福岡高裁は、平成19年3月19日、いわゆる佐賀3女性殺人事件において、佐賀地裁が無罪とした判断を維持し、検察側の控訴を棄却した(朝日新聞20日朝刊)。
本件で最も問題となったのは、被告人の「自白上申書」の証拠能力だった。その他に若干の補強証拠も提出されたそうであるが。
我が国の基本法である憲法には、詳細な刑事手続保障が定められている。そのうち38条1項は「何人も、自己に不利益な供述を強要されない。」とされており、これがいわゆる「黙秘権」の保障である。そして同じ条文の2項に「強制、拷問若しくは脅迫による自白又は不当に長く抑留若しくは拘禁された後の自白は、これを証拠とすることができない。」とされ、これが自白の「証拠能力」の規定である。更に同条3項は「何人も、自己に不利益な唯一の証拠が本人の自白である場合には、有罪とされ、又は刑罰を科せられない。」とされている。
鹿児島県警による選挙違反事件無罪判決(2月23日)の解説で、自白の評価には二つの段階があることを述べた。すなわち、自白の「任意性」と「信用性」である。鹿児島県警の判決では任意性は否定されなかったが、信用性は否定された。そして今回の福岡高裁判決は、佐賀地裁判決と同様、任意性を認めなかった。捜査方法の違法性は任意性否定の方が大きい。その意味では裁判所の捜査方法批判としては任意性否定すなわち証拠能力否定の方が大きい。
新聞記事掲載の判決文によると
「本件取調べは、本件とは全く関係ない事件で起訴され、起訴後勾留されていた被告人に対し、当初からしゃにむに自白を獲得する目的でなされたものであり、取調受忍義務のないことを知らなかった被告人に対し、あたかも義務があるかのような内容の告知をした上で取調べを開始している。
そして実際の取調べ状況は、被告が別件で起訴された後の89年10月26日から11月18日まで連続して取調べを続け、殊に被告人が自白した11月11日までの17日間は、最長が15時間21分、平均約12時間35分に及んでいるだけでなく、被告人に対し自白を迫る威迫的なものであったと認められることは原決定が認定・判示するとおりである。

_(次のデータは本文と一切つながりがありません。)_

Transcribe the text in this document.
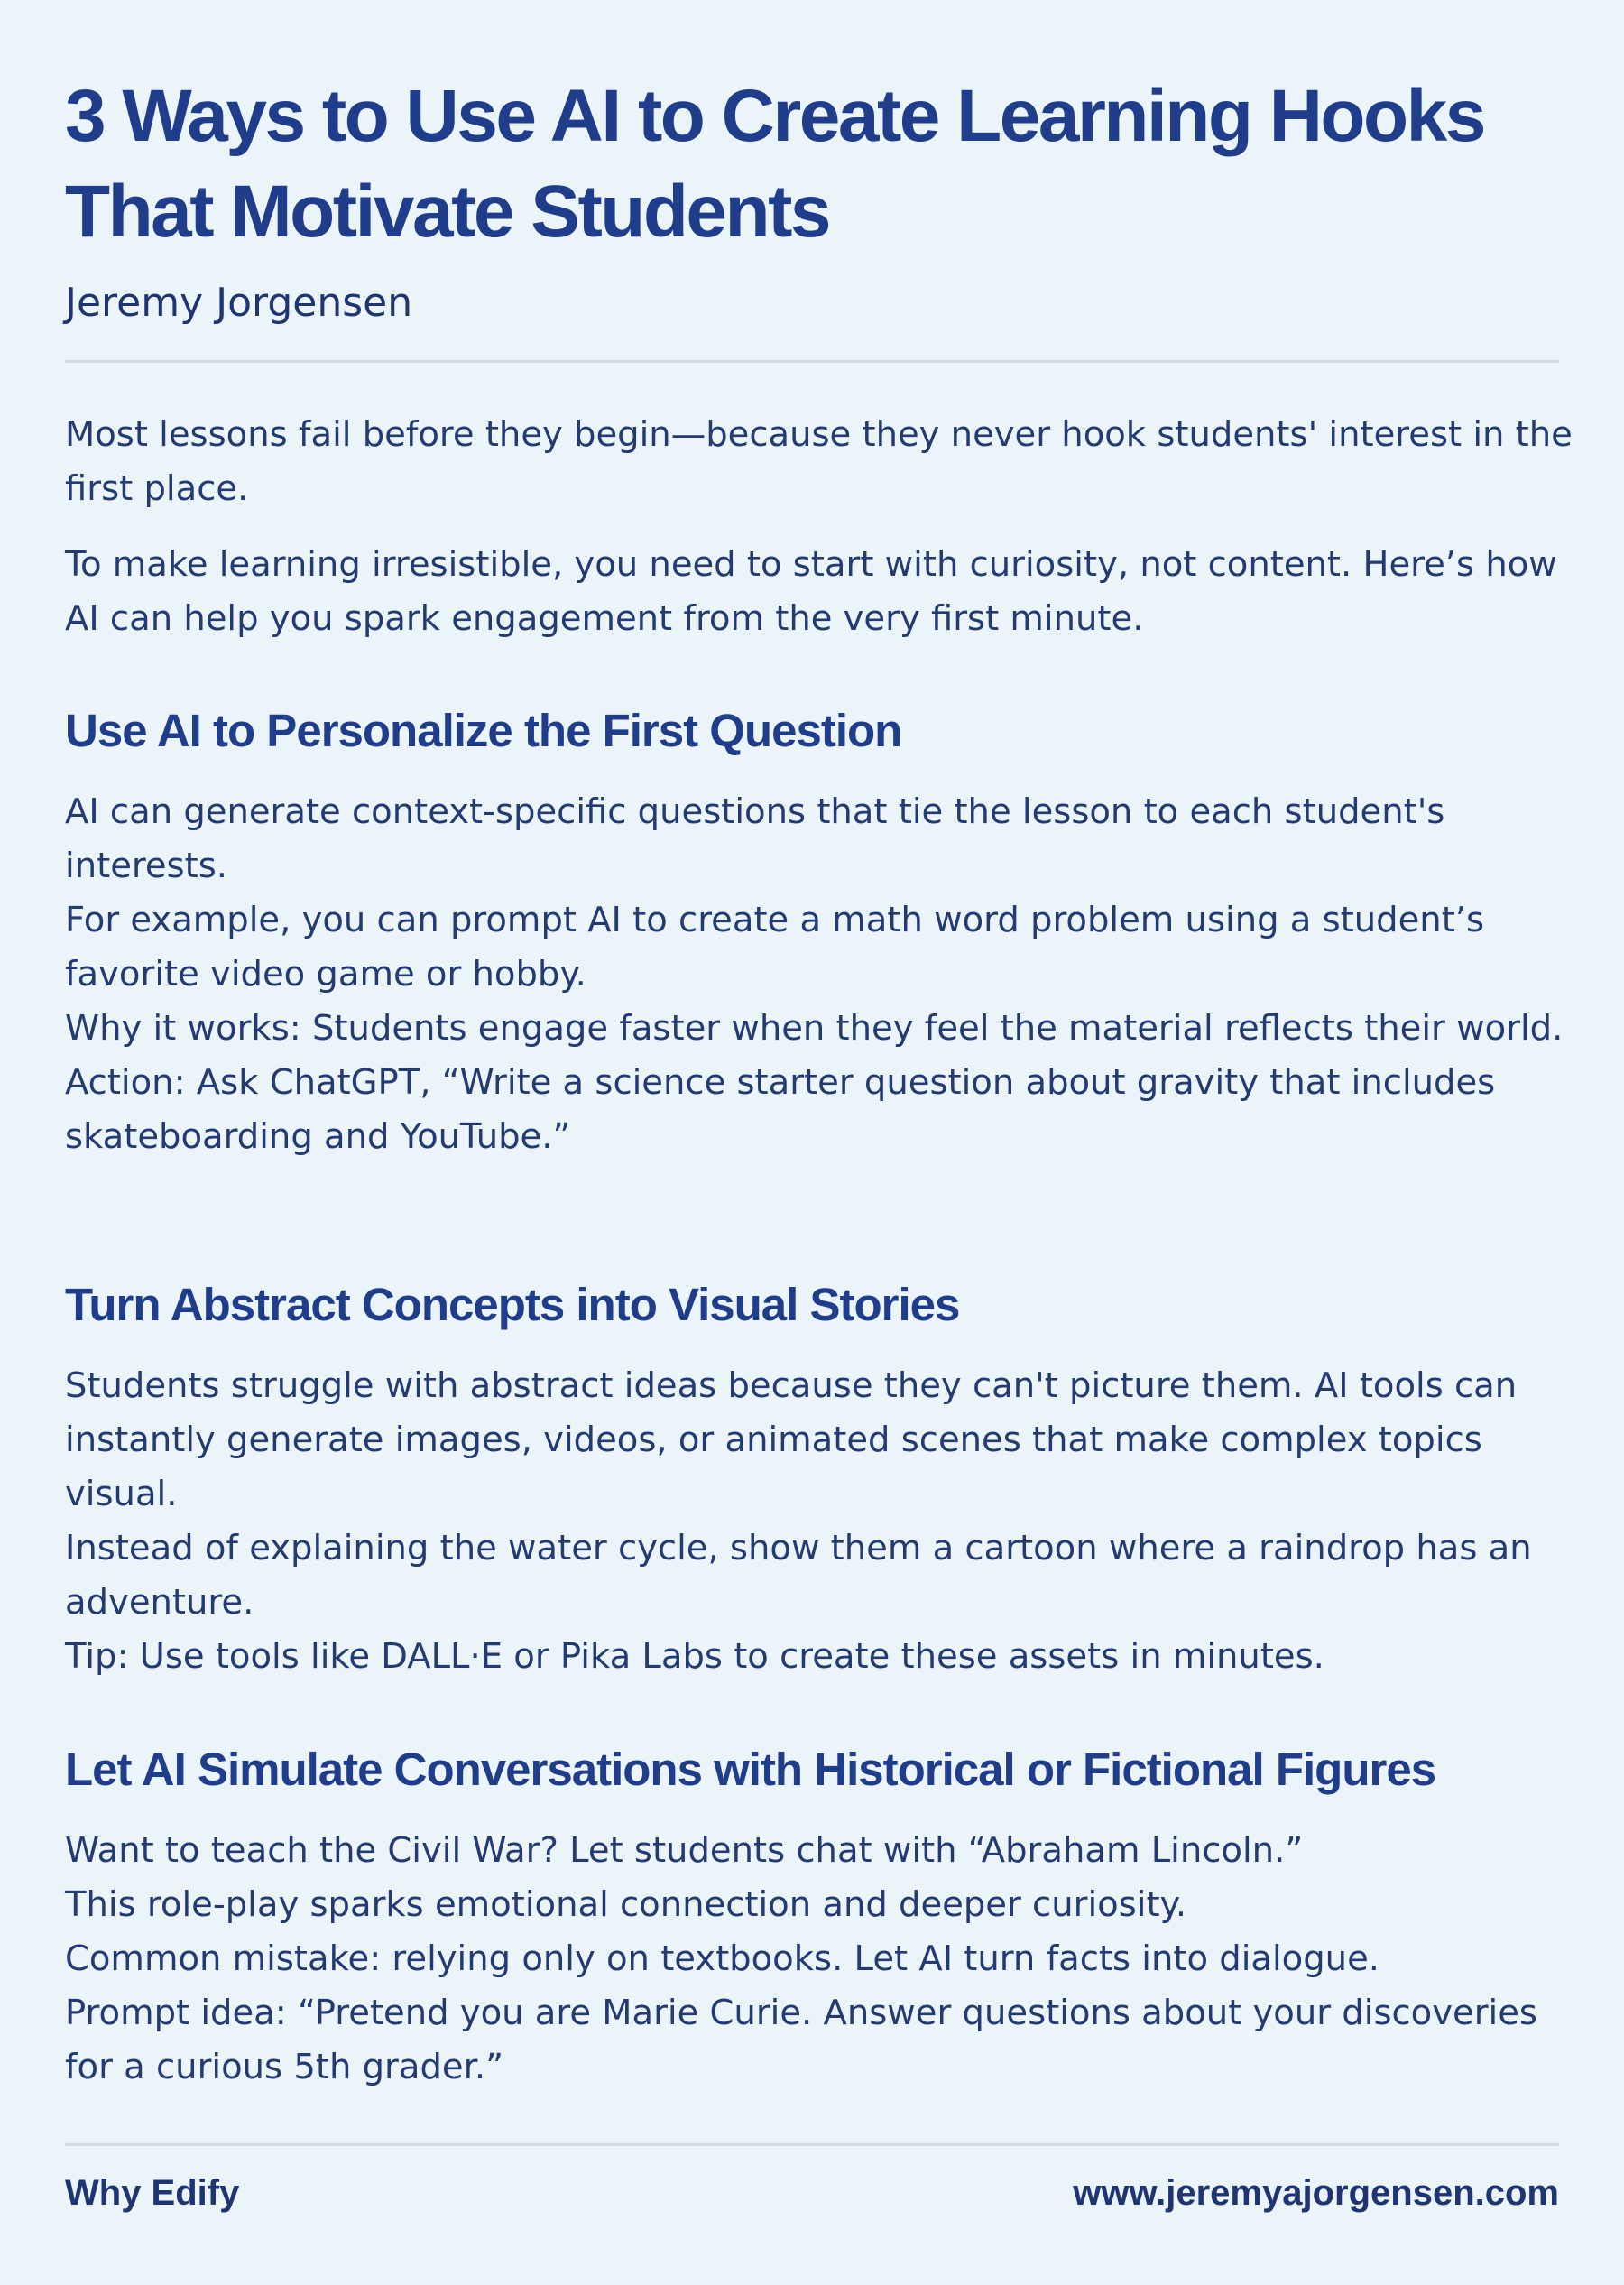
3 Ways to Use AI to Create Learning Hooks That Motivate Students
Jeremy Jorgensen

Most lessons fail before they begin—because they never hook students' interest in the first place.

To make learning irresistible, you need to start with curiosity, not content. Here’s how AI can help you spark engagement from the very first minute.

Use AI to Personalize the First Question

AI can generate context-specific questions that tie the lesson to each student's interests.

For example, you can prompt AI to create a math word problem using a student’s favorite video game or hobby.

Why it works: Students engage faster when they feel the material reflects their world.

Action: Ask ChatGPT, “Write a science starter question about gravity that includes skateboarding and YouTube.”

Turn Abstract Concepts into Visual Stories

Students struggle with abstract ideas because they can't picture them. AI tools can instantly generate images, videos, or animated scenes that make complex topics visual.

Instead of explaining the water cycle, show them a cartoon where a raindrop has an adventure.

Tip: Use tools like DALL·E or Pika Labs to create these assets in minutes.

Let AI Simulate Conversations with Historical or Fictional Figures

Want to teach the Civil War? Let students chat with “Abraham Lincoln.”

This role-play sparks emotional connection and deeper curiosity.

Common mistake: relying only on textbooks. Let AI turn facts into dialogue.

Prompt idea: “Pretend you are Marie Curie. Answer questions about your discoveries for a curious 5th grader.”

Why Edify	www.jeremyajorgensen.com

本件が極めて重大かつ悪質事案であり、被告人を取り調べる必要が一応肯定されるとしても、取調べは、本来は受忍義務のない任意の取り調べの限界を超えて、実質的に義務を課したに等しいものというほかない。本件取調べは令状主義を甚だしく潜脱する違法性の高い取調べであり、その間に収集された本件上申書等の証拠は、捜査官側の目的に照らしても、将来における違法捜査抑止の観点からして証拠から排除するべきもの…」
ということである。
普通の人なら、外界との接触を絶たれた勾留状態で、半月以上も毎日毎日「お前がやっただろ!自白しろ!」と1日12時間以上も「威迫的に」迫られたら「もういいよ、好きにしなよ、この苦しみから解放されるなら何でもするよ」みたいになってしまうだろう。多くの冤罪事件と同じ構図である。よく「やっていないのなら、それで押し通せばいいじゃないか」という趣旨の意見を聞くが、勾留状態で孤立無援の中で、警察という権威を笠に来た人たちが大声で威迫すれば、普通の神経の持ち主なら負けてしまうのである。それは疚しいことあるのとは全く別の次元で、何の疚しいことがなくても「吐く」のである。つまり自白が捏造される。冤罪の構造を分析した本を昔読んだが、ここまで警察に強圧的に迫られれば普通の人なら真実に反していても負けるよなぁと思ってしまった。
いずれにしても上述の憲法の規定からして、真っ当な判断ということができる。
しかし、鹿児島県警といい佐賀県警といい同じ九州人として大変残念である。